Mediator: la justice cible des experts médicaux en plein conflit d’intérêts – Page 1 | Mediapart

Auditionné par les magistrats instructeurs, le professeur Charpentier a reconnu avec un humour involontaire : « Ça m’a beaucoup étonné de voir le Mediator sortir comme antidiabétique, car ça n’a rien à voir ni sur le plan expérimental, ni sur le plan clinique. C’est vrai, il diminue la faim. » Selon Charpentier, le produit était principalement anorexigène, mais avait également une action faible « sur les lipides et les glucides ». Et de résumer : « Il y a eu déviation quand ils (les laboratoires) ont fait de cette action secondaire l’action principale pour qualifier cette molécule d’antidiabétique. »

Il est donc clair, d’après le professeur Charpentier, que Servier a transformé un anorexigène en antidiabétique. Il est tout aussi clair que le professeur a contribué à cette manipulation. Après avoir cessé de travailler pour Servier à partir de 1978, il a continué à être rémunéré par le groupe, qui lui a versé près de 400 000 € de 1978 à 1995, sans que l’on sache pour quel service…

Mis en examen pour corruption, Charpentier ne devrait pas se sentir trop isolé. Selon les informations communiquées par le procureur de la République, François Molins, parmi les quinze personnes physiques mises en examen, huit sont des experts ou des dirigeants de l’agence du médicament qui ont eu des activités de conseil pour Servier. S'ajoutent à eux une avocate qui a défendu le laboratoire ; une dirigeante d’entreprise qui a servi d’intermédiaire entre Servier et certains de ses conseillers ; et une ex-sénatrice, Marie-Thérèse Hermange, à qui l’on reproche d’avoir cherché à modifier un rapport sur le Mediator dans un sens favorable au groupe. Les quatre dernières personnes mises en examen étant Jacques Servier et trois dirigeants de sa société.
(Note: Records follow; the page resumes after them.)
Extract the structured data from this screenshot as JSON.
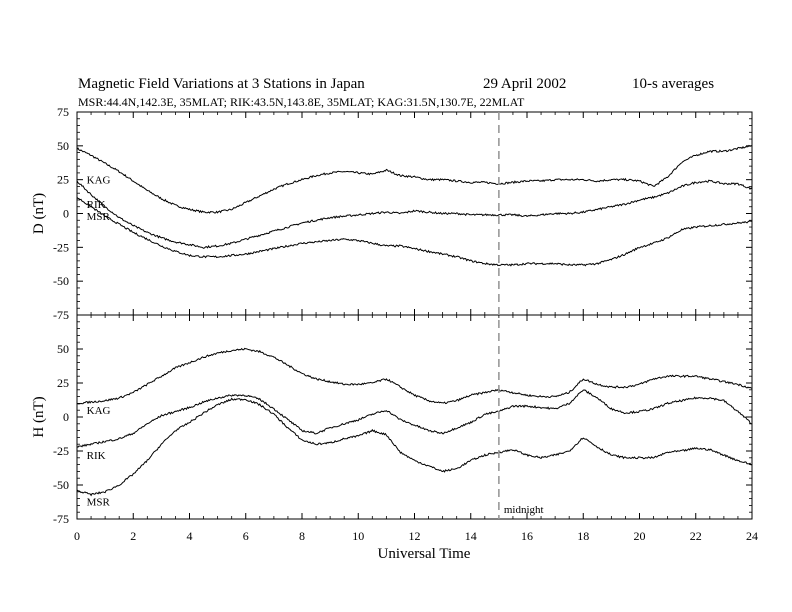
{
  "chart_data": {
    "type": "line",
    "title": {
      "main": "Magnetic Field Variations at 3 Stations in Japan",
      "date": "29  April     2002",
      "note": "10-s averages"
    },
    "subtitle": "MSR:44.4N,142.3E, 35MLAT;   RIK:43.5N,143.8E, 35MLAT;   KAG:31.5N,130.7E, 22MLAT",
    "xlabel": "Universal Time",
    "xlim": [
      0,
      24
    ],
    "xticks": [
      0,
      2,
      4,
      6,
      8,
      10,
      12,
      14,
      16,
      18,
      20,
      22,
      24
    ],
    "midnight": {
      "x": 15,
      "label": "midnight"
    },
    "panels": [
      {
        "id": "D",
        "ylabel": "D (nT)",
        "ylim": [
          -75,
          75
        ],
        "yticks": [
          75,
          50,
          25,
          0,
          -25,
          -50,
          -75
        ],
        "series": [
          {
            "name": "KAG",
            "label_x": 0.2,
            "label_y": 25,
            "x": [
              0,
              0.5,
              1,
              1.5,
              2,
              2.5,
              3,
              3.5,
              4,
              4.5,
              5,
              5.5,
              6,
              6.5,
              7,
              7.5,
              8,
              8.5,
              9,
              9.5,
              10,
              10.5,
              11,
              11.5,
              12,
              12.5,
              13,
              13.5,
              14,
              14.5,
              15,
              15.5,
              16,
              16.5,
              17,
              17.5,
              18,
              18.5,
              19,
              19.5,
              20,
              20.5,
              21,
              21.5,
              22,
              22.5,
              23,
              23.5,
              24
            ],
            "values": [
              48,
              43,
              37,
              31,
              24,
              17,
              11,
              6,
              3,
              1,
              1,
              3,
              8,
              13,
              18,
              22,
              25,
              28,
              30,
              31,
              30,
              29,
              32,
              28,
              27,
              25,
              25,
              24,
              23,
              23,
              22,
              23,
              24,
              24,
              25,
              25,
              25,
              24,
              25,
              25,
              24,
              20,
              27,
              38,
              43,
              46,
              46,
              48,
              50
            ]
          },
          {
            "name": "RIK",
            "label_x": 0.2,
            "label_y": 7,
            "x": [
              0,
              0.5,
              1,
              1.5,
              2,
              2.5,
              3,
              3.5,
              4,
              4.5,
              5,
              5.5,
              6,
              6.5,
              7,
              7.5,
              8,
              8.5,
              9,
              9.5,
              10,
              10.5,
              11,
              11.5,
              12,
              12.5,
              13,
              13.5,
              14,
              14.5,
              15,
              15.5,
              16,
              16.5,
              17,
              17.5,
              18,
              18.5,
              19,
              19.5,
              20,
              20.5,
              21,
              21.5,
              22,
              22.5,
              23,
              23.5,
              24
            ],
            "values": [
              24,
              14,
              5,
              -3,
              -9,
              -14,
              -18,
              -21,
              -23,
              -25,
              -24,
              -22,
              -19,
              -16,
              -13,
              -10,
              -7,
              -5,
              -3,
              -2,
              -1,
              0,
              1,
              0,
              2,
              1,
              0,
              0,
              -1,
              -1,
              -1,
              -1,
              -2,
              -1,
              0,
              0,
              1,
              3,
              5,
              7,
              10,
              12,
              15,
              20,
              23,
              24,
              22,
              22,
              18
            ]
          },
          {
            "name": "MSR",
            "label_x": 0.2,
            "label_y": -2,
            "x": [
              0,
              0.5,
              1,
              1.5,
              2,
              2.5,
              3,
              3.5,
              4,
              4.5,
              5,
              5.5,
              6,
              6.5,
              7,
              7.5,
              8,
              8.5,
              9,
              9.5,
              10,
              10.5,
              11,
              11.5,
              12,
              12.5,
              13,
              13.5,
              14,
              14.5,
              15,
              15.5,
              16,
              16.5,
              17,
              17.5,
              18,
              18.5,
              19,
              19.5,
              20,
              20.5,
              21,
              21.5,
              22,
              22.5,
              23,
              23.5,
              24
            ],
            "values": [
              12,
              5,
              -2,
              -8,
              -14,
              -19,
              -24,
              -28,
              -31,
              -32,
              -32,
              -31,
              -30,
              -28,
              -26,
              -24,
              -22,
              -21,
              -20,
              -19,
              -20,
              -22,
              -24,
              -24,
              -26,
              -28,
              -30,
              -32,
              -35,
              -37,
              -38,
              -38,
              -37,
              -37,
              -37,
              -38,
              -38,
              -37,
              -34,
              -30,
              -25,
              -22,
              -18,
              -12,
              -10,
              -9,
              -8,
              -7,
              -6
            ]
          }
        ]
      },
      {
        "id": "H",
        "ylabel": "H (nT)",
        "ylim": [
          -75,
          75
        ],
        "yticks": [
          50,
          25,
          0,
          -25,
          -50,
          -75
        ],
        "series": [
          {
            "name": "KAG",
            "label_x": 0.2,
            "label_y": 5,
            "x": [
              0,
              0.5,
              1,
              1.5,
              2,
              2.5,
              3,
              3.5,
              4,
              4.5,
              5,
              5.5,
              6,
              6.5,
              7,
              7.5,
              8,
              8.5,
              9,
              9.5,
              10,
              10.5,
              11,
              11.5,
              12,
              12.5,
              13,
              13.5,
              14,
              14.5,
              15,
              15.5,
              16,
              16.5,
              17,
              17.5,
              18,
              18.5,
              19,
              19.5,
              20,
              20.5,
              21,
              21.5,
              22,
              22.5,
              23,
              23.5,
              24
            ],
            "values": [
              10,
              11,
              12,
              14,
              18,
              24,
              30,
              36,
              40,
              44,
              47,
              49,
              50,
              48,
              44,
              38,
              32,
              28,
              26,
              24,
              24,
              25,
              28,
              22,
              16,
              12,
              10,
              12,
              16,
              18,
              20,
              18,
              16,
              15,
              15,
              18,
              28,
              24,
              22,
              22,
              24,
              28,
              30,
              30,
              30,
              28,
              26,
              24,
              21
            ]
          },
          {
            "name": "RIK",
            "label_x": 0.2,
            "label_y": -28,
            "x": [
              0,
              0.5,
              1,
              1.5,
              2,
              2.5,
              3,
              3.5,
              4,
              4.5,
              5,
              5.5,
              6,
              6.5,
              7,
              7.5,
              8,
              8.5,
              9,
              9.5,
              10,
              10.5,
              11,
              11.5,
              12,
              12.5,
              13,
              13.5,
              14,
              14.5,
              15,
              15.5,
              16,
              16.5,
              17,
              17.5,
              18,
              18.5,
              19,
              19.5,
              20,
              20.5,
              21,
              21.5,
              22,
              22.5,
              23,
              23.5,
              24
            ],
            "values": [
              -22,
              -20,
              -18,
              -16,
              -12,
              -5,
              1,
              4,
              7,
              11,
              14,
              16,
              16,
              13,
              6,
              -2,
              -10,
              -12,
              -8,
              -5,
              -2,
              2,
              5,
              -2,
              -6,
              -10,
              -12,
              -8,
              -4,
              2,
              4,
              8,
              8,
              7,
              6,
              10,
              20,
              14,
              6,
              3,
              4,
              6,
              10,
              12,
              14,
              14,
              12,
              4,
              -5
            ]
          },
          {
            "name": "MSR",
            "label_x": 0.2,
            "label_y": -62,
            "x": [
              0,
              0.5,
              1,
              1.5,
              2,
              2.5,
              3,
              3.5,
              4,
              4.5,
              5,
              5.5,
              6,
              6.5,
              7,
              7.5,
              8,
              8.5,
              9,
              9.5,
              10,
              10.5,
              11,
              11.5,
              12,
              12.5,
              13,
              13.5,
              14,
              14.5,
              15,
              15.5,
              16,
              16.5,
              17,
              17.5,
              18,
              18.5,
              19,
              19.5,
              20,
              20.5,
              21,
              21.5,
              22,
              22.5,
              23,
              23.5,
              24
            ],
            "values": [
              -54,
              -57,
              -55,
              -50,
              -42,
              -32,
              -20,
              -10,
              -4,
              3,
              9,
              13,
              13,
              9,
              2,
              -8,
              -17,
              -20,
              -19,
              -16,
              -14,
              -10,
              -13,
              -26,
              -32,
              -36,
              -40,
              -38,
              -32,
              -28,
              -26,
              -24,
              -28,
              -30,
              -28,
              -25,
              -15,
              -22,
              -28,
              -30,
              -30,
              -30,
              -26,
              -25,
              -23,
              -24,
              -28,
              -32,
              -35
            ]
          }
        ]
      }
    ]
  }
}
Au total, sur quinze mises en examen de personnes physiques, quatorze visent au moins l’un des chefs suivants : corruption, prise illégale d’intérêts, trafic d’influence, participation illégale d’un fonctionnaire dans une entreprise précédemment contrôlée, complicité ou recel d’un de ces délits (l’exception étant Jacques Servier lui-même, mis en examen des chefs de tromperie, escroquerie, obtention indue d’autorisation, homicide et blessures involontaires). Une part importante du dossier est donc consacrée aux liens illicites entre le fabricant du Mediator et certains experts. Mention spéciale à la commission d’AMM, littéralement noyautée par le groupe Servier depuis un quart de siècle. Cette commission, intégrée en 1993 à l’Agence du médicament (rebaptisée Afssaps puis ANSM), a pour rôle d’évaluer les demandes d’autorisation de mise sur le marché.